After the farm got going, a friend asked for some help in making wreaths, and so the natural combination of growing flowers and making wreaths blossomed into their current enterprise.
The Umbargers’ oldest son Allen and wife Teri joined the business in 1994, and Allen’s younger brothers Aaron and Scott came on board a few years later. Other family members are also involved in the operation.
Creekside Farms’ first big customer was garden decor giant Smith & Hawken, which came to Creekside in 1990 when help was needed in making a signature eucalyptus and pepperberry wreath, when demand outstripped supply.

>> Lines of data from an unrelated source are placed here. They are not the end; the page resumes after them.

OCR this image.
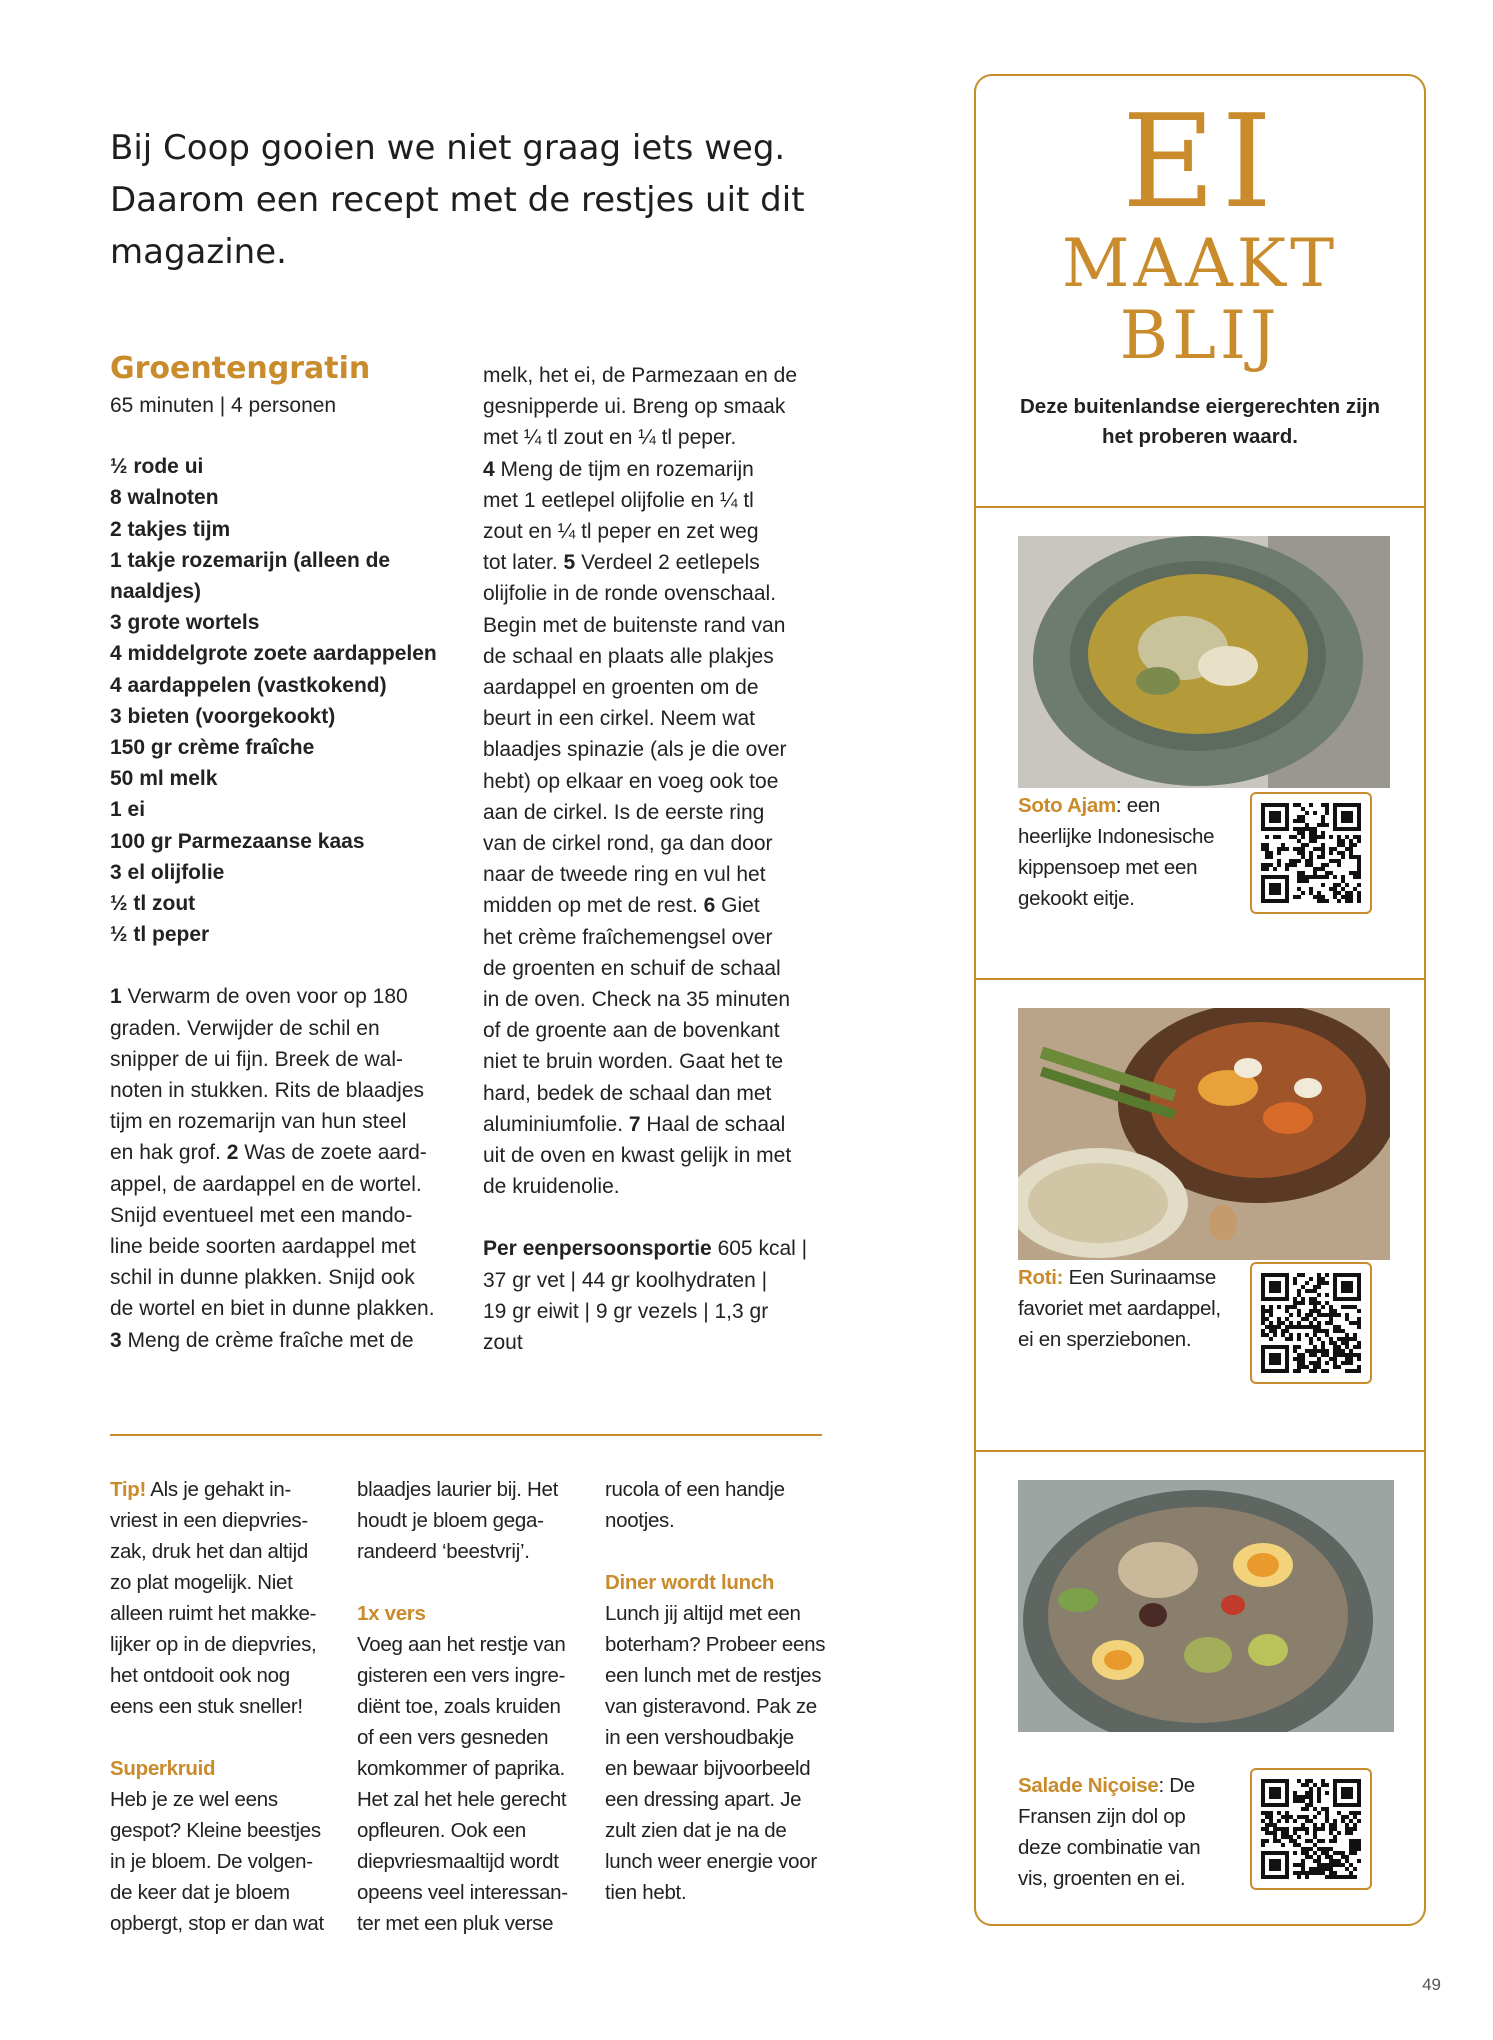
Bij Coop gooien we niet graag iets weg.
Daarom een recept met de restjes uit dit
magazine.
Groentengratin
65 minuten | 4 personen
½ rode ui
8 walnoten
2 takjes tijm
1 takje rozemarijn (alleen de
naaldjes)
3 grote wortels
4 middelgrote zoete aardappelen
4 aardappelen (vastkokend)
3 bieten (voorgekookt)
150 gr crème fraîche
50 ml melk
1 ei
100 gr Parmezaanse kaas
3 el olijfolie
½ tl zout
½ tl peper

1 Verwarm de oven voor op 180

graden. Verwijder de schil en

snipper de ui fijn. Breek de wal-

noten in stukken. Rits de blaadjes

tijm en rozemarijn van hun steel

en hak grof. 2 Was de zoete aard-

appel, de aardappel en de wortel.

Snijd eventueel met een mando-

line beide soorten aardappel met

schil in dunne plakken. Snijd ook

de wortel en biet in dunne plakken.

3 Meng de crème fraîche met de

melk, het ei, de Parmezaan en de

gesnipperde ui. Breng op smaak

met ¼ tl zout en ¼ tl peper.

4 Meng de tijm en rozemarijn

met 1 eetlepel olijfolie en ¼ tl

zout en ¼ tl peper en zet weg

tot later. 5 Verdeel 2 eetlepels

olijfolie in de ronde ovenschaal.

Begin met de buitenste rand van

de schaal en plaats alle plakjes

aardappel en groenten om de

beurt in een cirkel. Neem wat

blaadjes spinazie (als je die over

hebt) op elkaar en voeg ook toe

aan de cirkel. Is de eerste ring

van de cirkel rond, ga dan door

naar de tweede ring en vul het

midden op met de rest. 6 Giet

het crème fraîchemengsel over

de groenten en schuif de schaal

in de oven. Check na 35 minuten

of de groente aan de bovenkant

niet te bruin worden. Gaat het te

hard, bedek de schaal dan met

aluminiumfolie. 7 Haal de schaal

uit de oven en kwast gelijk in met

de kruidenolie.

Per eenpersoonsportie 605 kcal |

37 gr vet | 44 gr koolhydraten |

19 gr eiwit | 9 gr vezels | 1,3 gr

zout

Tip! Als je gehakt in-

vriest in een diepvries-

zak, druk het dan altijd

zo plat mogelijk. Niet

alleen ruimt het makke-

lijker op in de diepvries,

het ontdooit ook nog

eens een stuk sneller!

Superkruid

Heb je ze wel eens

gespot? Kleine beestjes

in je bloem. De volgen-

de keer dat je bloem

opbergt, stop er dan wat

blaadjes laurier bij. Het

houdt je bloem gega-

randeerd ‘beestvrij’.

1x vers

Voeg aan het restje van

gisteren een vers ingre-

diënt toe, zoals kruiden

of een vers gesneden

komkommer of paprika.

Het zal het hele gerecht

opfleuren. Ook een

diepvriesmaaltijd wordt

opeens veel interessan-

ter met een pluk verse

rucola of een handje

nootjes.

Diner wordt lunch

Lunch jij altijd met een

boterham? Probeer eens

een lunch met de restjes

van gisteravond. Pak ze

in een vershoudbakje

en bewaar bijvoorbeeld

een dressing apart. Je

zult zien dat je na de

lunch weer energie voor

tien hebt.

EI
MAAKT
BLIJ
Deze buitenlandse eiergerechten zijn
het proberen waard.
Soto Ajam: een
heerlijke Indonesische
kippensoep met een
gekookt eitje.
Roti: Een Surinaamse
favoriet met aardappel,
ei en sperziebonen.
Salade Niçoise: De
Fransen zijn dol op
deze combinatie van
vis, groenten en ei.
49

The Umbargers worked with Smith & Hawken for 19 years, making that wreath and many others, until the company closed its business and sold its brand name to Target stores a few years ago.
“They (Smith & Hawken) really put us in business,” said Umbarger.
Creekside Farms continues to grow as the demand for natural décor accents continues. In addition to the wreaths it creates for Williams-Sonoma and Pottery Barn, it also makes products for Restoration Hardware, Sur La Table, Front Gate, Orvis and ProFlowers, as well as home designers and specialty garden and gift shops.
During this time of the year, truckloads of Christmas greens are brought in from the Pacific Northwest to Creekside Farms, so that the evergreens can be combined with what the farm grows to create unique winter wreaths. The farm also relies on California-grown plant materials such as eucalyptus, bay and olive branches for its wares.
T he farm grows and harvests a whole range of flowers and herbs. On the floral side, there’s lavender, yarrow, statice and larkspur; herbs include rosemary, thyme, cilantro, Mexican sage, purple oregano and anise, among others.
Much of what the farm grows is dried for future use, although some is sold as cut flowers at various times during the year. Everything is grown without pesticides or herbicides.
The wreaths, designed by sales president Teri Umbarger, often have clever touches that set them apart from ordinary herbal wreaths, such as hiding garlic bulbs and chili peppers among the dried flowers. There are floral and herbal wreaths in addition to seasonal and holiday designs, and custom designs are available.
A lthough Creekside Farms has primarily been a wholesale enterprise in previous years, it is now developing retail and corporate gift divisions. It’s been a stop on several recent agriculture tours and visitors are encouraged to stop by.